Mattie has been diagnosed as having moderate spastic diplegia cerebral palsy. Broken down this means that Mattie has brain damage that affects the way her brain controls the muscles of her body (cerebral palsy). Mattie’s legs have a tendency to be tight and stiff, which limits her movements. She has no balance. Her arms and hands are slightly affected (spastic diplegia). Using the GMFCS scale, Mattie is a Level 3.

What does this mean to me, us, her…
At almost four years old, Mattie still can’t stand without support or walk but she is a bad ass frog hopper! Her smile is infectious and when she tells me she loves me, my heart melts a little. She works hard everyday learning and becoming more in touch with her body. This is one tough girl. I know our perseverance will rub off on her. We are teaching each other to be kind, compassionate, strong, courageous, ambitious, and hopeful. We take things one day at a time, one milestone at a time, however slow they may come. We are learning and growing as a family with love and a little girl leading our way.

So… take a moment to read a little about Cerebral Palsy:

• Cerebral Palsy is the name given to a condition which affects the way the brain controls the muscles of the body.
• Cerebral Palsy is the most common physical disability in childhood.
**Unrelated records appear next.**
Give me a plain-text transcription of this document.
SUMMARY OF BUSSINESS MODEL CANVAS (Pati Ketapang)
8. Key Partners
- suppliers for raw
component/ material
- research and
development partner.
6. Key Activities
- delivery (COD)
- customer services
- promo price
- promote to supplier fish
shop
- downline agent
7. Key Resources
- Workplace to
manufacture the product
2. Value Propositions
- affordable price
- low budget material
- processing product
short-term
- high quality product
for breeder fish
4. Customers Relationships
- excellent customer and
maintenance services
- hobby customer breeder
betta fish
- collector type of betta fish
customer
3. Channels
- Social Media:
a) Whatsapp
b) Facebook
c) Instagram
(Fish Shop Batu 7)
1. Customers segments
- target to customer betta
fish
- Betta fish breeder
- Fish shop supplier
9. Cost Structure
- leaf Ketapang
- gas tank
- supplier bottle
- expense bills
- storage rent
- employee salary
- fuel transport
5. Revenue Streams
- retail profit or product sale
It is estimated 10,000 babies born in the US each year will develop Cerebral Palsy and that 764,000 children and adults in the United States have one or more of the symptoms of CP.
• Cerebral Palsy has different causes, and affects each person differently.
• Many causes of cerebral palsy are still not known or understood. Injury or changes to the developing brain are associated with Cerebral Palsy.
• The condition is not hereditary and there is no cure.

There is no specific federal money for cerebral palsy set aside at the CDC or NIH. There is no true standard of care for those with CP. There are a handful of CP leaders and active advocates who are working hard to help propel the CP community ahead. So on this day of Cerebral Palsy Awareness, please consider taking a stand with Mattie and help our community by donating to fund desperately needed research. Some US based cerebral palsy organizations that are funding research and leading national advocacy efforts for the CP community are:

LetsCureCP, Reaching for the Stars. A Cerebral Palsy Foundation,  Cerebral Palsy International Research Foundation

Let’s acknowledge this day by taking action for the 17 million people across the world that have Cerebral Palsy. Please and Thank you!